The ship was open to tours in Charlottetown during its stay, while crew members also participated in the 13th annual Children’s Wish Foundation Run for Wishes.
For MacAulay, the visit was sentimental.
Druggett noted there have been three ships with the name of Charlottetown, including one that was decommissioned after the Second World War.
“Obviously there’s a connection between the old and the new with Mr. MacAulay coming on this weekend,” said Druggett, who also presented MacAulay with a plaque of appreciation on Friday night. “He’s been on this ship several times. He was there to see the keel being raised, for the launch and for the commissioning.”
Born in Lower Millstream N.B., MacAulay joined the Navy in 1942 at the age of 18. Being a commissioned member of HMCS Charlottetown, MacAulay was part of 11 convoys.
“She went on the high seas and had done a lot of hard work,” said MacAulay. “We’d join large convoys moving across. Before we’d dare take them out, we had to sweep and clean to make it as safe as we could.”
The vessel had just left a convoy on Sept. 11, 1942, and was returning to base with the minesweeper HMCS Class Clayoquot. MacAulay remembers having just taken over the helm when he felt the ship being hit by two torpedoes.
“It was all of the sudden an awful feeling when the ship was torpedoed, it turned the steel red,” said MacAulay. “I’ll never forget it.”
The ship sunk just about 11 km off Cap-Chat in the St. Lawrence River.
While most of the ship’s crew, including MacAulay, were picked up by the Clayoquot, 10 members were lost including Lt. John Willard Bonner.
“It couldn’t have happened at a better hour because everybody was up. But the people in the engine room didn’t make it out,” he said. “I can still see the commander watching his ship.”
MacAulay finished the war serving on the second HMCS Ottawa and was a part of the Normandy landings commonly referred to as “D-Day.”
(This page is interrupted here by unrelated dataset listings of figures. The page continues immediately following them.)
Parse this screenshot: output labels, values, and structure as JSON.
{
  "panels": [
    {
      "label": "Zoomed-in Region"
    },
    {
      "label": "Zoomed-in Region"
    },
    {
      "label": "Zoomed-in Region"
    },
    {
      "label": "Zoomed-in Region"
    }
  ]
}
The efforts in that battle also led to MacAulay being awarded the Legion of Honour by the French government.
“It’s a great feeling to know they appreciated the work we had done to free their country,” said MacAulay. “We spent quite a few dark nights and days there.”
Second World War veteran Raymond MacAulay looks over a scrapbook of pictures with HMCS Charlottetown Commanding Officer Rod Druggett during the ship’s visit in its namesake city this past weekend. MacAulay served on the original HMCS Charlottetown and was on the ship when it was hit by torpedoes on Sept. 11, 1942.